Ambos sentam e comem em silêncio.
Exu encerra o mórbido silêncio, dizendo:
— Cláudio, ‘tá com ciúmes?
— Jamais, meu pai! — diz, acenando em negativa.
— Deveria! — Exu gargalha, brincalhão.
— Exu, não faz isso. — Thaís pede, franzindo o cenho. — Vai acabar criando problemas.
— Verdade… — Ele assente, ainda rindo. — Desculpe, rapazes… Força do hábito! — Volta a cair na gargalhada.
— Ai, Exu. — Thaís diz, em negativa. — Só você mesmo!
Cláudio encara Léo com certo ar de superioridade.
O jovem não corresponde para não incitar animosidade. Para disfarçar, olha para Thaís, e diz:
— A comida está deliciosa. Parabéns!
— Você gostou!? — Ela sorri. — Que bom!
— Sim, gostei muito! De verdade… Não é exagero. Já ‘tá pronta ‘pra casar! — Dá uma risada.
— Se-sério!? — indaga, acanhada. — Obrigada.
— Depois diz que não ‘tava namoricando… — Exu brinca, rindo. — Olha aí… Já dando em cima da menina Thaís!
Léo emburra, de forma cômica, deixando claro que entendeu a brincadeira e o responde:
— Pronto! Exu casamenteiro… Não posso nem elogiar uma irmã. — Gargalha.
Os olhos de Exu arregalam, surpreso com a postura de Léo.
Ele volta a cair na gargalhada, contagiando todos!
— Exu, posso ir aos meus amigos, de vez em quando? — Léo pergunta, preocupado em manter sua promessa.

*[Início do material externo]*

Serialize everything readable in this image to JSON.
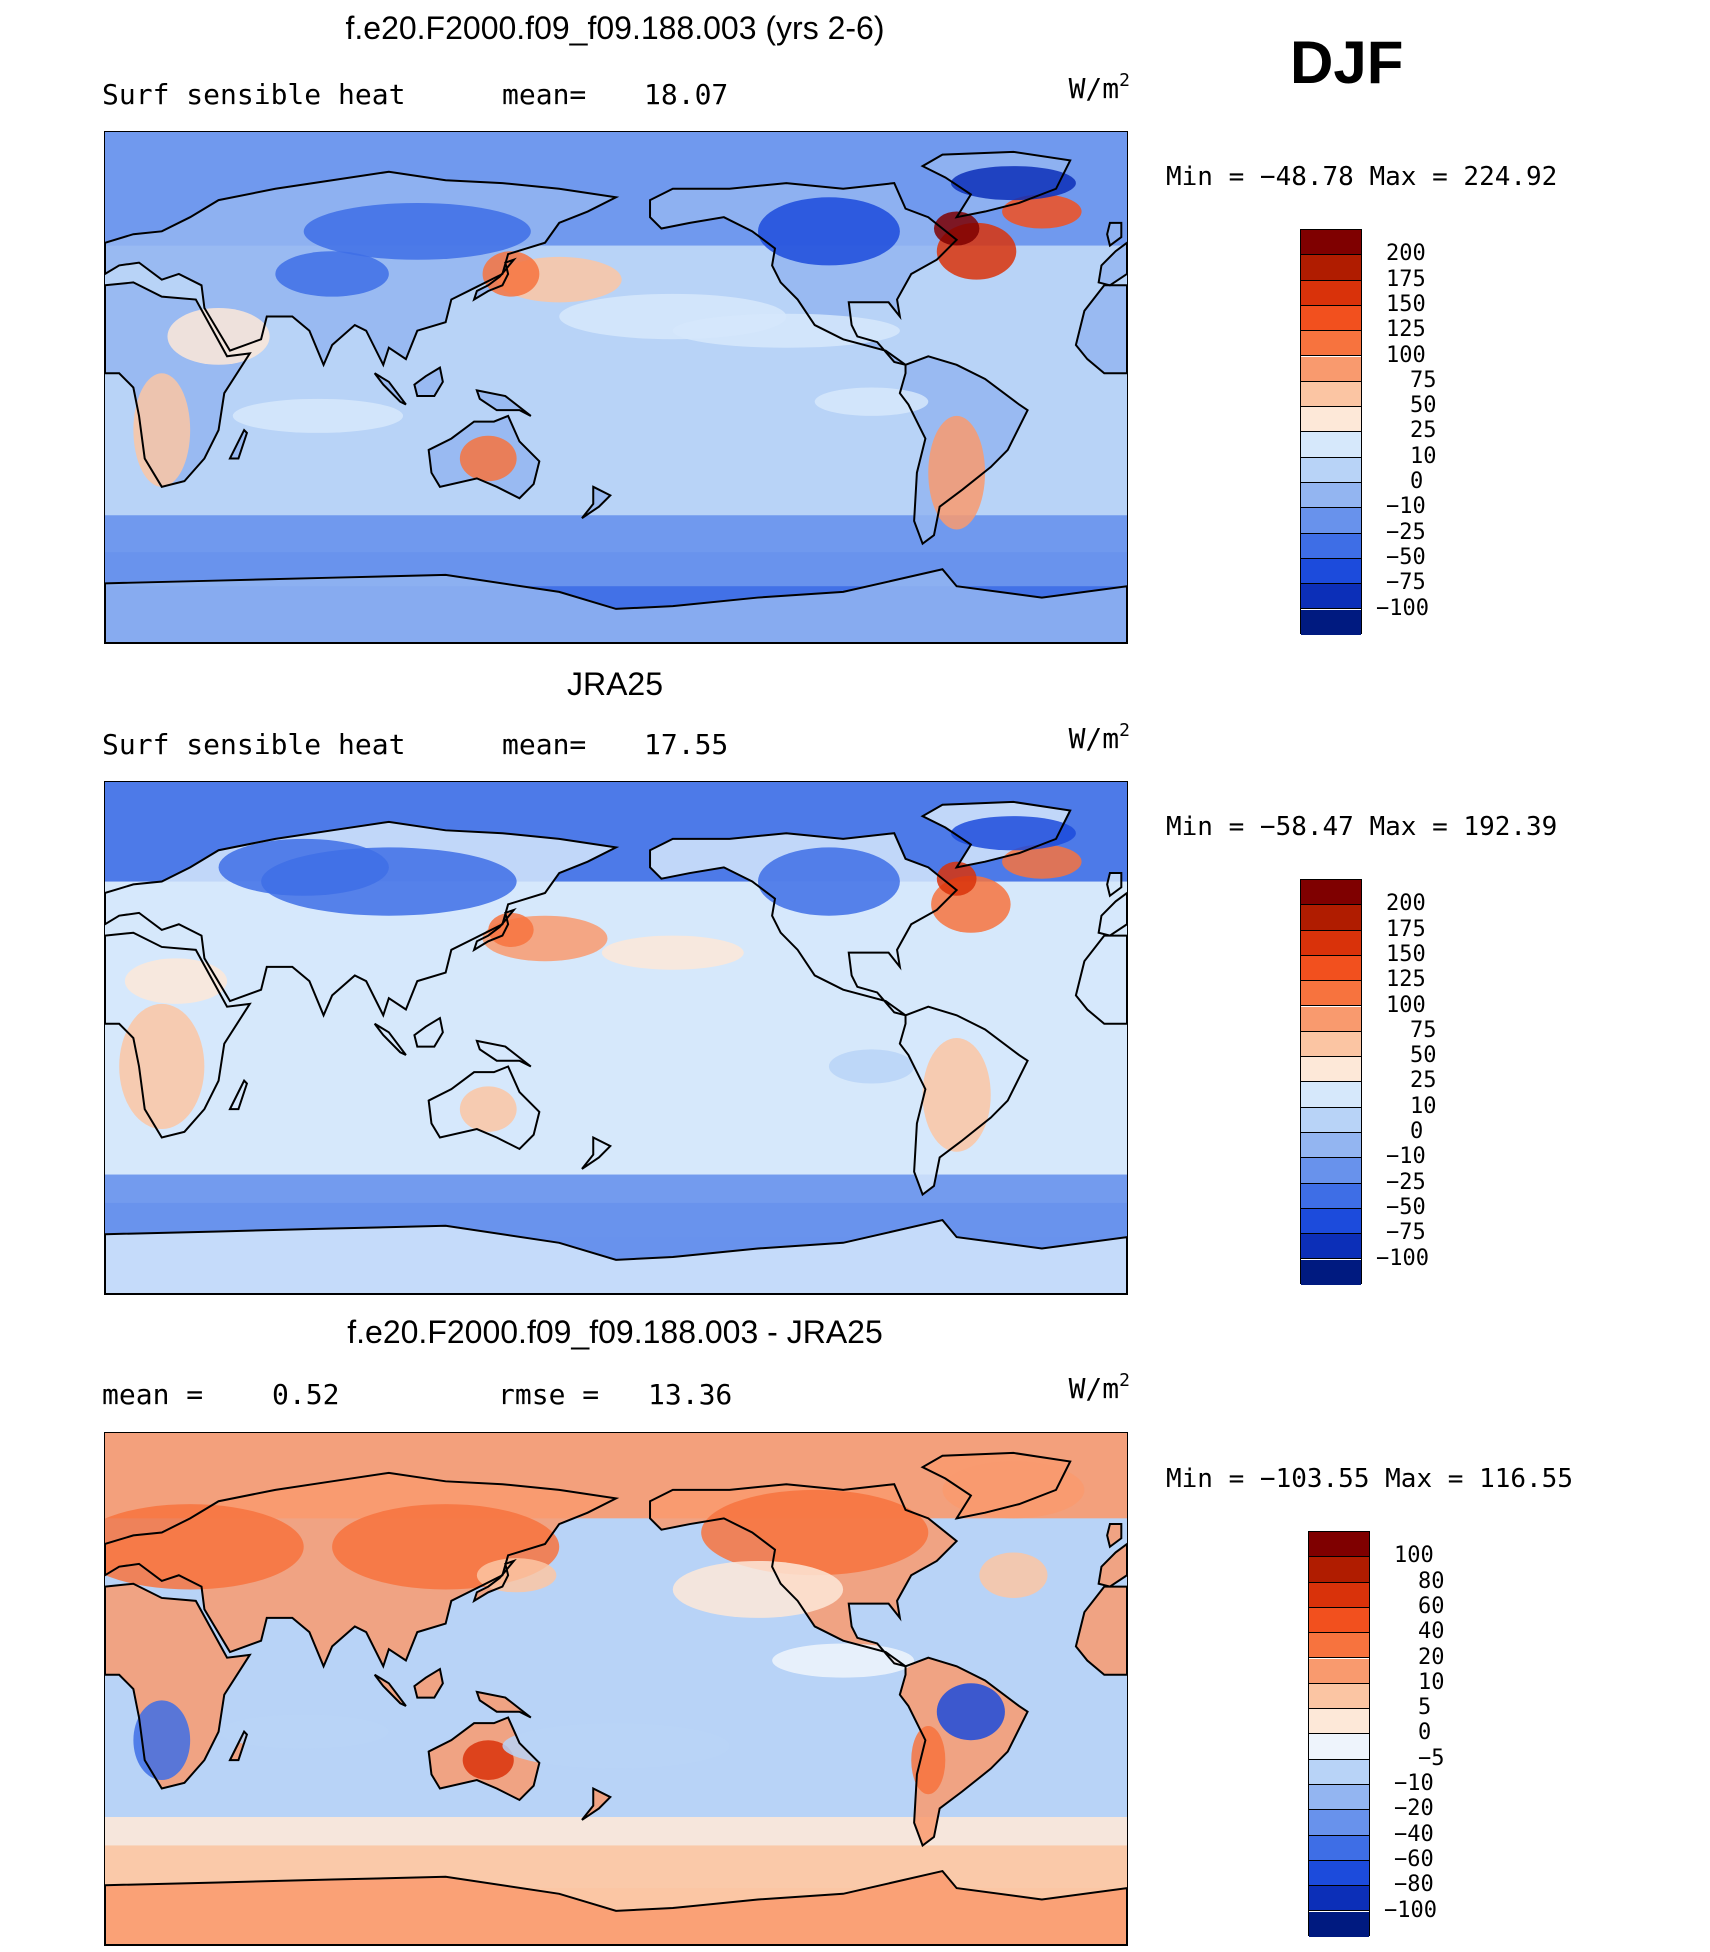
{
  "season": "DJF",
  "chart_data": [
    {
      "type": "heatmap",
      "title": "f.e20.F2000.f09_f09.188.003 (yrs 2-6)",
      "variable": "Surf sensible heat",
      "stat_label": "mean=",
      "stat_value": "18.07",
      "units_base": "W/m",
      "units_exp": "2",
      "minmax": "Min = −48.78 Max = 224.92",
      "min": -48.78,
      "max": 224.92,
      "mean": 18.07,
      "colorbar": {
        "labels": [
          "200",
          "175",
          "150",
          "125",
          "100",
          "75",
          "50",
          "25",
          "10",
          "0",
          "−10",
          "−25",
          "−50",
          "−75",
          "−100"
        ],
        "colors": [
          "#7f0000",
          "#b01c00",
          "#d9320a",
          "#f2501e",
          "#f7733e",
          "#f99a6e",
          "#fbc5a3",
          "#fde8d8",
          "#d6e8fb",
          "#b8d3f7",
          "#93b5f1",
          "#6892ec",
          "#3e6ee6",
          "#1c4bdc",
          "#0c2fb8",
          "#001a80"
        ]
      }
    },
    {
      "type": "heatmap",
      "title": "JRA25",
      "variable": "Surf sensible heat",
      "stat_label": "mean=",
      "stat_value": "17.55",
      "units_base": "W/m",
      "units_exp": "2",
      "minmax": "Min = −58.47 Max = 192.39",
      "min": -58.47,
      "max": 192.39,
      "mean": 17.55,
      "colorbar": {
        "labels": [
          "200",
          "175",
          "150",
          "125",
          "100",
          "75",
          "50",
          "25",
          "10",
          "0",
          "−10",
          "−25",
          "−50",
          "−75",
          "−100"
        ],
        "colors": [
          "#7f0000",
          "#b01c00",
          "#d9320a",
          "#f2501e",
          "#f7733e",
          "#f99a6e",
          "#fbc5a3",
          "#fde8d8",
          "#d6e8fb",
          "#b8d3f7",
          "#93b5f1",
          "#6892ec",
          "#3e6ee6",
          "#1c4bdc",
          "#0c2fb8",
          "#001a80"
        ]
      }
    },
    {
      "type": "heatmap",
      "title": "f.e20.F2000.f09_f09.188.003 - JRA25",
      "stat_label": "mean =",
      "stat_value": "0.52",
      "rmse_label": "rmse =",
      "rmse_value": "13.36",
      "units_base": "W/m",
      "units_exp": "2",
      "minmax": "Min = −103.55 Max = 116.55",
      "min": -103.55,
      "max": 116.55,
      "mean": 0.52,
      "rmse": 13.36,
      "colorbar": {
        "labels": [
          "100",
          "80",
          "60",
          "40",
          "20",
          "10",
          "5",
          "0",
          "−5",
          "−10",
          "−20",
          "−40",
          "−60",
          "−80",
          "−100"
        ],
        "colors": [
          "#7f0000",
          "#b01c00",
          "#d9320a",
          "#f2501e",
          "#f7733e",
          "#f99a6e",
          "#fbc5a3",
          "#fde8d8",
          "#eef4fc",
          "#b8d3f7",
          "#93b5f1",
          "#6892ec",
          "#3e6ee6",
          "#1c4bdc",
          "#0c2fb8",
          "#001a80"
        ]
      }
    }
  ]
}
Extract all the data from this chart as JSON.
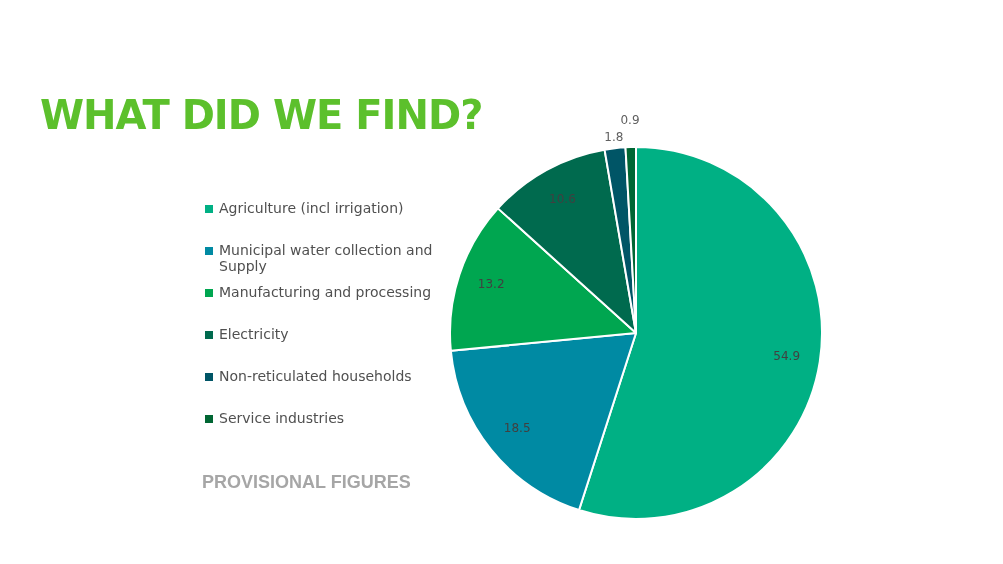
{
  "chart_data": {
    "type": "pie",
    "title": "WHAT DID WE FIND?",
    "categories": [
      "Agriculture (incl irrigation)",
      "Municipal water collection and Supply",
      "Manufacturing and processing",
      "Electricity",
      "Non-reticulated households",
      "Service industries"
    ],
    "values": [
      54.9,
      18.5,
      13.2,
      10.6,
      1.8,
      0.9
    ],
    "colors": [
      "#00b084",
      "#008aa3",
      "#00a650",
      "#006a4e",
      "#005566",
      "#006633"
    ],
    "data_labels": true,
    "legend": "left",
    "annotations": [
      "PROVISIONAL FIGURES"
    ]
  }
}
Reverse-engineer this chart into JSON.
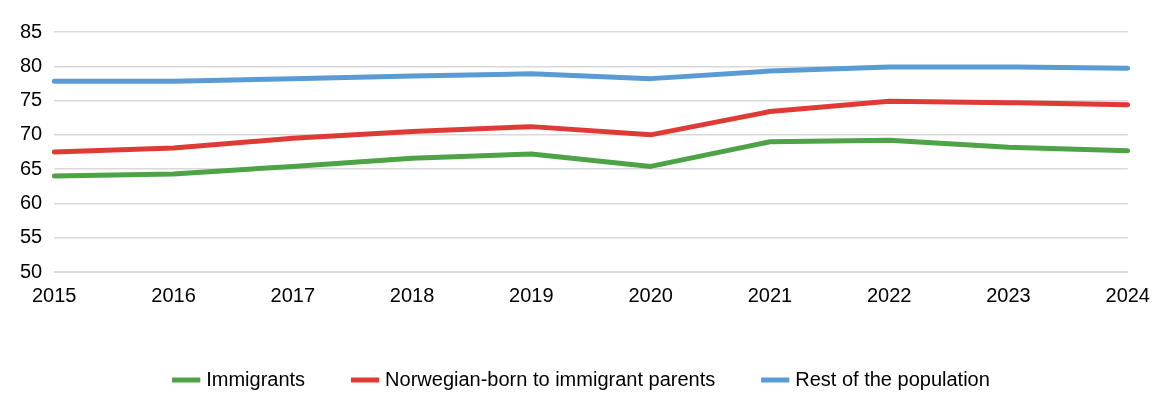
{
  "chart_data": {
    "type": "line",
    "categories": [
      "2015",
      "2016",
      "2017",
      "2018",
      "2019",
      "2020",
      "2021",
      "2022",
      "2023",
      "2024"
    ],
    "series": [
      {
        "name": "Immigrants",
        "color": "#4ea346",
        "values": [
          64.0,
          64.3,
          65.4,
          66.6,
          67.2,
          65.4,
          69.0,
          69.2,
          68.2,
          67.7
        ]
      },
      {
        "name": "Norwegian-born to immigrant parents",
        "color": "#df3b36",
        "values": [
          67.5,
          68.1,
          69.5,
          70.5,
          71.2,
          70.0,
          73.4,
          74.9,
          74.7,
          74.4
        ]
      },
      {
        "name": "Rest of the population",
        "color": "#5b9bd5",
        "values": [
          77.8,
          77.8,
          78.2,
          78.6,
          78.9,
          78.2,
          79.3,
          79.9,
          79.9,
          79.7
        ]
      }
    ],
    "ylim": [
      50,
      85
    ],
    "yticks": [
      50,
      55,
      60,
      65,
      70,
      75,
      80,
      85
    ],
    "grid": "y",
    "legend": "bottom",
    "marker": "none",
    "line_style": "solid"
  }
}
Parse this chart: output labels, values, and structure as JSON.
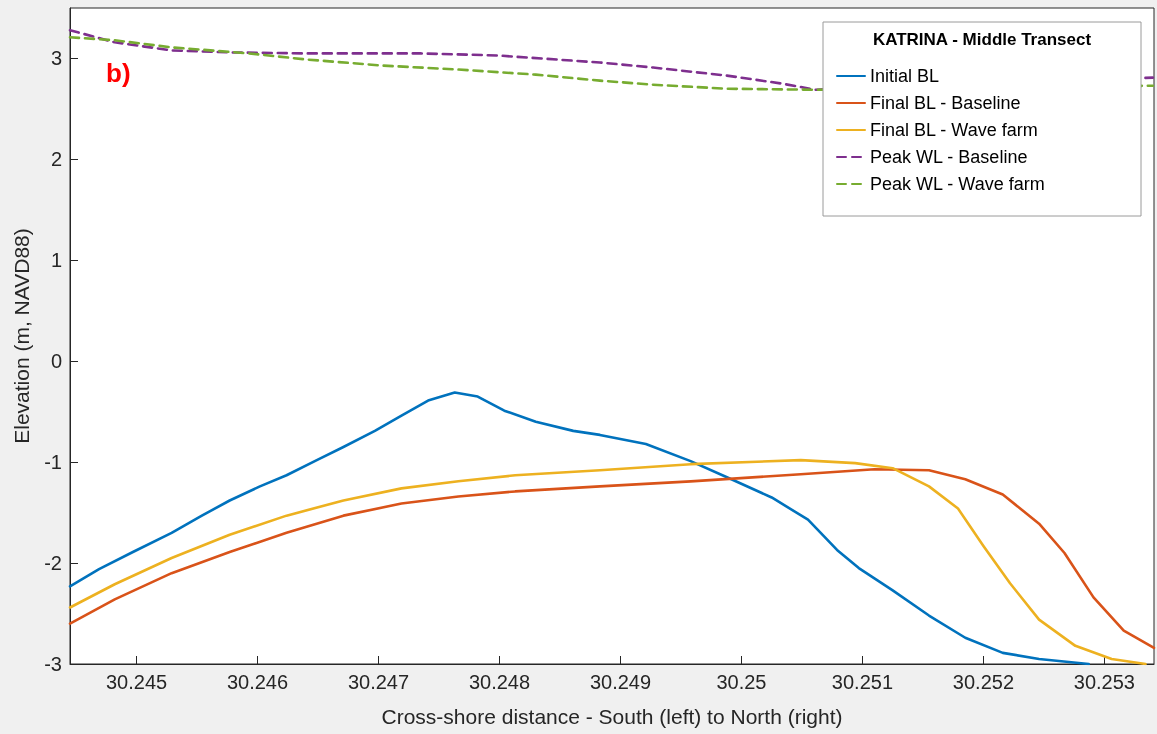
{
  "chart_data": {
    "type": "line",
    "xlabel": "Cross-shore distance - South (left) to North (right)",
    "ylabel": "Elevation (m, NAVD88)",
    "legend_title": "KATRINA - Middle Transect",
    "annotations": [
      "b)"
    ],
    "xlim": [
      30.24445,
      30.25341
    ],
    "xticks": [
      30.245,
      30.246,
      30.247,
      30.248,
      30.249,
      30.25,
      30.251,
      30.252,
      30.253
    ],
    "ylim": [
      -3,
      3.5
    ],
    "yticks": [
      -3,
      -2,
      -1,
      0,
      1,
      2,
      3
    ],
    "grid": false,
    "legend": "top right",
    "marker": "none",
    "series": [
      {
        "name": "Initial BL",
        "color": "#0072bd",
        "line_style": "solid",
        "x": [
          30.24445,
          30.24469,
          30.24497,
          30.24529,
          30.24554,
          30.24577,
          30.24602,
          30.24624,
          30.24649,
          30.24671,
          30.24697,
          30.24719,
          30.24741,
          30.24763,
          30.24782,
          30.24804,
          30.2483,
          30.24861,
          30.24883,
          30.24921,
          30.24958,
          30.24988,
          30.25025,
          30.25055,
          30.25079,
          30.25097,
          30.25125,
          30.25155,
          30.25185,
          30.25216,
          30.25246,
          30.25287
        ],
        "values": [
          -2.23,
          -2.06,
          -1.89,
          -1.7,
          -1.53,
          -1.38,
          -1.24,
          -1.13,
          -0.98,
          -0.85,
          -0.69,
          -0.54,
          -0.39,
          -0.31,
          -0.35,
          -0.49,
          -0.6,
          -0.69,
          -0.73,
          -0.82,
          -0.99,
          -1.15,
          -1.35,
          -1.57,
          -1.87,
          -2.05,
          -2.27,
          -2.52,
          -2.74,
          -2.89,
          -2.95,
          -3.0
        ]
      },
      {
        "name": "Final BL - Baseline",
        "color": "#d95319",
        "line_style": "solid",
        "x": [
          30.24445,
          30.24482,
          30.24529,
          30.24577,
          30.24624,
          30.24671,
          30.24719,
          30.24766,
          30.24813,
          30.24883,
          30.24958,
          30.25049,
          30.2511,
          30.25155,
          30.25185,
          30.25216,
          30.25246,
          30.25267,
          30.25291,
          30.25316,
          30.25341
        ],
        "values": [
          -2.6,
          -2.36,
          -2.1,
          -1.89,
          -1.7,
          -1.53,
          -1.41,
          -1.34,
          -1.29,
          -1.24,
          -1.19,
          -1.12,
          -1.07,
          -1.08,
          -1.17,
          -1.32,
          -1.61,
          -1.9,
          -2.34,
          -2.67,
          -2.84
        ]
      },
      {
        "name": "Final BL - Wave farm",
        "color": "#edb120",
        "line_style": "solid",
        "x": [
          30.24445,
          30.24482,
          30.24529,
          30.24577,
          30.24624,
          30.24671,
          30.24719,
          30.24766,
          30.24813,
          30.24883,
          30.24958,
          30.25049,
          30.25094,
          30.25125,
          30.25155,
          30.25179,
          30.252,
          30.25222,
          30.25246,
          30.25276,
          30.25306,
          30.25334
        ],
        "values": [
          -2.44,
          -2.21,
          -1.95,
          -1.72,
          -1.53,
          -1.38,
          -1.26,
          -1.19,
          -1.13,
          -1.08,
          -1.02,
          -0.98,
          -1.01,
          -1.06,
          -1.24,
          -1.46,
          -1.83,
          -2.2,
          -2.56,
          -2.82,
          -2.95,
          -3.0
        ]
      },
      {
        "name": "Peak WL - Baseline",
        "color": "#7e2f8e",
        "line_style": "dashed",
        "x": [
          30.24445,
          30.24482,
          30.24529,
          30.24577,
          30.2464,
          30.24735,
          30.24798,
          30.24883,
          30.24927,
          30.24988,
          30.25034,
          30.25061,
          30.2534
        ],
        "values": [
          3.28,
          3.16,
          3.08,
          3.06,
          3.05,
          3.05,
          3.03,
          2.96,
          2.91,
          2.83,
          2.75,
          2.69,
          2.81
        ]
      },
      {
        "name": "Peak WL - Wave farm",
        "color": "#77ac30",
        "line_style": "dashed",
        "x": [
          30.24445,
          30.24482,
          30.24529,
          30.24593,
          30.2464,
          30.24703,
          30.24766,
          30.2483,
          30.24883,
          30.24927,
          30.24988,
          30.25061,
          30.2534
        ],
        "values": [
          3.21,
          3.18,
          3.11,
          3.05,
          2.99,
          2.93,
          2.89,
          2.84,
          2.78,
          2.74,
          2.7,
          2.69,
          2.73
        ]
      }
    ]
  }
}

— Cumprindo com seus estudos e treino… sim… senão, não.
— Vou realmente me esforçar! — Compromete-se.
— Que amigos, Léo!? — Thaís, curiosa, questiona.
Exu toma a palavra, olhando para o prato:
— Ninguém… Léo ‘tá doido… se perdeu na mata, deve estar falando de algum bicho com quem se afeiçoou. — Ri.
Confusa, Thaís olha para Léo e ele abaixa a cabeça, quieto.
Cláudio crê nas palavras de Exu, sorri de canto de boca e diz:
— Parece que temos um amante dos animais ou adestrador de feras aqui!
Exu olha para Cláudio maliciosamente.
Ri e direciona-se a Léo, orgulhoso, dizendo:
— Não é mesmo!?
— Exu e seus segredos… — Thaís diz, levantando-se para pegar a sobremesa. — O que dizer, não é!?
— E não é!? — Exu cai na gargalhada.
Percebendo que Exu não queria comentar o ocorrido durante o dia, Léo muda o assunto, indagando:
— Tatá, é você que cuida das refeições pelo que notei… ou vamos alternar entre as funções?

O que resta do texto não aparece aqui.